Engineers had also learned other principles that led to reliable and dependable OS. The SOSP institutionalized these principles. And later these principles were proved to be general in other fields of CS.
OS is Both Academia and Industry
Both the researcher and the professional seek answers to questions. The one aims to push the frontier of knowledge, the other to make a system more valuable to a customer.
The Future — Cloud Operating Systems
Nowadays, computer clustering has become the de facto standard for servers. As they did fifty years ago, engineers want to automate the procedures of operating these clusters. So there comes Kubernetes.
Is Kubernetes an OS? Yes!
Kubernetes has most characteristics of an OS.
Linux | Kubernetes |
---|---|
Process | Pod |
Thread | Container |
Socket | Network |
File | Resource |
Disk | Storage |
… | … |
- Pods are scheduled to computer nodes.
- Pods share the physical resources (cpu, memory, disk, network).
- Pods are isolated with each other, so that faults will not spread.

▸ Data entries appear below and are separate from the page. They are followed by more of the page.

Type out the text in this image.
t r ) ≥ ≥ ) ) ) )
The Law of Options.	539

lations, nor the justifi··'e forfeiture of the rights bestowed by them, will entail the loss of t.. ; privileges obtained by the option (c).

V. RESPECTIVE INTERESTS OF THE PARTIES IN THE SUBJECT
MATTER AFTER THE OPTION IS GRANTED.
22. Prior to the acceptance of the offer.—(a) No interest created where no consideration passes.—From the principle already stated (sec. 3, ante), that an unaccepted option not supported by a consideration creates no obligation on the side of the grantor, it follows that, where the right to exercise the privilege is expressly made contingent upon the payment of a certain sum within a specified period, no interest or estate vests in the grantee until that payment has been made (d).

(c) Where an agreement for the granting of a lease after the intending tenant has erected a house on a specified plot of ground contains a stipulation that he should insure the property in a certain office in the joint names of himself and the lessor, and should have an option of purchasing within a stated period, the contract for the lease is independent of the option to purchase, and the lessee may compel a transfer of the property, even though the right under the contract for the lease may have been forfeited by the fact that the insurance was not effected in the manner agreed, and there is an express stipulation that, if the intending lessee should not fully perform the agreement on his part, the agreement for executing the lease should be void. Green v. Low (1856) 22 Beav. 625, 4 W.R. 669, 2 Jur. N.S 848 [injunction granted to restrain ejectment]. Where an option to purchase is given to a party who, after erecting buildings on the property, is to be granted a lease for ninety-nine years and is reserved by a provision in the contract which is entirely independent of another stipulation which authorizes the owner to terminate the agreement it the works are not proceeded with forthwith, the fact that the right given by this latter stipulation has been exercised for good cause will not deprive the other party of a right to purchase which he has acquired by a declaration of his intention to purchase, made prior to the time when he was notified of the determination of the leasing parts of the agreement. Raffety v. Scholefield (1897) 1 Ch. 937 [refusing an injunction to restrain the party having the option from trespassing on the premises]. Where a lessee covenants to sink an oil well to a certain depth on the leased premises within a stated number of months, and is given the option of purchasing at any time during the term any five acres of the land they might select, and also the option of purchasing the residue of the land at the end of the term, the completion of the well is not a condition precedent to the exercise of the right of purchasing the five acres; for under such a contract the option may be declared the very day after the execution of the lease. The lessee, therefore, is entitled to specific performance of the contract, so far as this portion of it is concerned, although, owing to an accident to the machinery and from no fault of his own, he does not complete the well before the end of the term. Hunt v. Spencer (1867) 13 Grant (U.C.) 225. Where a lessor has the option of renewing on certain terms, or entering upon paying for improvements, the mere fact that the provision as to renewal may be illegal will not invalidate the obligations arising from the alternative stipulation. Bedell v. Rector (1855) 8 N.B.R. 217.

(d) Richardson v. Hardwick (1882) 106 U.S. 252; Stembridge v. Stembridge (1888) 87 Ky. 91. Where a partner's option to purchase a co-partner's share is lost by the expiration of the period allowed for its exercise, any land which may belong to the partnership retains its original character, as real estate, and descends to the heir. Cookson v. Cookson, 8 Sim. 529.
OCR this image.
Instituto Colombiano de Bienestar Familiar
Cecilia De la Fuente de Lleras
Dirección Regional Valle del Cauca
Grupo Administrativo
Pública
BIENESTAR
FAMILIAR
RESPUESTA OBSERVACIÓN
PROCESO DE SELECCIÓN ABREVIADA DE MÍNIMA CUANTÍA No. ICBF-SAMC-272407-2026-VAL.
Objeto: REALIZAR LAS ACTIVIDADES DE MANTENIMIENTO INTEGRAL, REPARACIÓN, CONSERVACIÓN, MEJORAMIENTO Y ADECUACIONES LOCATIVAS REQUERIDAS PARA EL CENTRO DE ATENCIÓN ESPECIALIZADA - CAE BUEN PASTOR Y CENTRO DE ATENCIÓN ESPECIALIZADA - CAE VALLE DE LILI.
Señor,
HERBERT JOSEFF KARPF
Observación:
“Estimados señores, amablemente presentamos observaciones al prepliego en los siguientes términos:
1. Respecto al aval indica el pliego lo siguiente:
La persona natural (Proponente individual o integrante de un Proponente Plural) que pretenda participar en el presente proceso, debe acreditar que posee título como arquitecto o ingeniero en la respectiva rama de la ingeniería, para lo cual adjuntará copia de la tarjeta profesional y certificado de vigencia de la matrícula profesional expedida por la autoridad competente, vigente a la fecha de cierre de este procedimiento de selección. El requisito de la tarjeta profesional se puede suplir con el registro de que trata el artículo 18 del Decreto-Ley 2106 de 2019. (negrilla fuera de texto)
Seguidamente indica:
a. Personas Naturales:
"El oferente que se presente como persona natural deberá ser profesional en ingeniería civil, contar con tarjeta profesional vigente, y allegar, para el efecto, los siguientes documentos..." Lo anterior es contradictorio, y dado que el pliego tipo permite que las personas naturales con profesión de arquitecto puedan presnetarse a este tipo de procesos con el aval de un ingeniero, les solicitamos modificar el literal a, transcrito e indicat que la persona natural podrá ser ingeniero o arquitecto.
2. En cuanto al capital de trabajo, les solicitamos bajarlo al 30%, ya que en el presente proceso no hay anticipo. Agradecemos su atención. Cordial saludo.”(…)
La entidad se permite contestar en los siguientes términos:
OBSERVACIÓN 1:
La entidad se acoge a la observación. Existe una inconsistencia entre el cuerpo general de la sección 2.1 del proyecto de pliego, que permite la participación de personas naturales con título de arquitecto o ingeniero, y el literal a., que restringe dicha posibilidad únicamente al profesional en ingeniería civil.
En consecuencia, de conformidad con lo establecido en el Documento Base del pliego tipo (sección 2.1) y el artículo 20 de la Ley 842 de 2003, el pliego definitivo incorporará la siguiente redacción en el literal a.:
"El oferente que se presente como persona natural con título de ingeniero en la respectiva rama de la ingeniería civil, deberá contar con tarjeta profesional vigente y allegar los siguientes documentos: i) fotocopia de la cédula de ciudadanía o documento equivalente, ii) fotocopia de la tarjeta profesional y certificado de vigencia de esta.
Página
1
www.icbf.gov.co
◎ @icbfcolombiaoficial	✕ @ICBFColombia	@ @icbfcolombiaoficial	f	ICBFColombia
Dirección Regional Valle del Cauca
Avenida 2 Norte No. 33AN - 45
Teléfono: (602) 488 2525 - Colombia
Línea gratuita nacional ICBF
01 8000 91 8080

- Pods can connect to each other via Kubernetes network.
- …
The main difference between Kubernetes and other OS is that OS runs directly on the metal but Kubernetes runs on the actual OS. More precisely, Kubernetes is a cloud operating system rather than an OS. It abstracts computing resources over functionality provided by the actual OS. That is to say, Kubernetes does not replace Linux because it runs on Linux, at least for now.
Will Kubernetes become a real OS? For many servers, Kubernetes is almost the only application that runs on the actual OS. That is to say, some functionality of OS maybe unnecessary.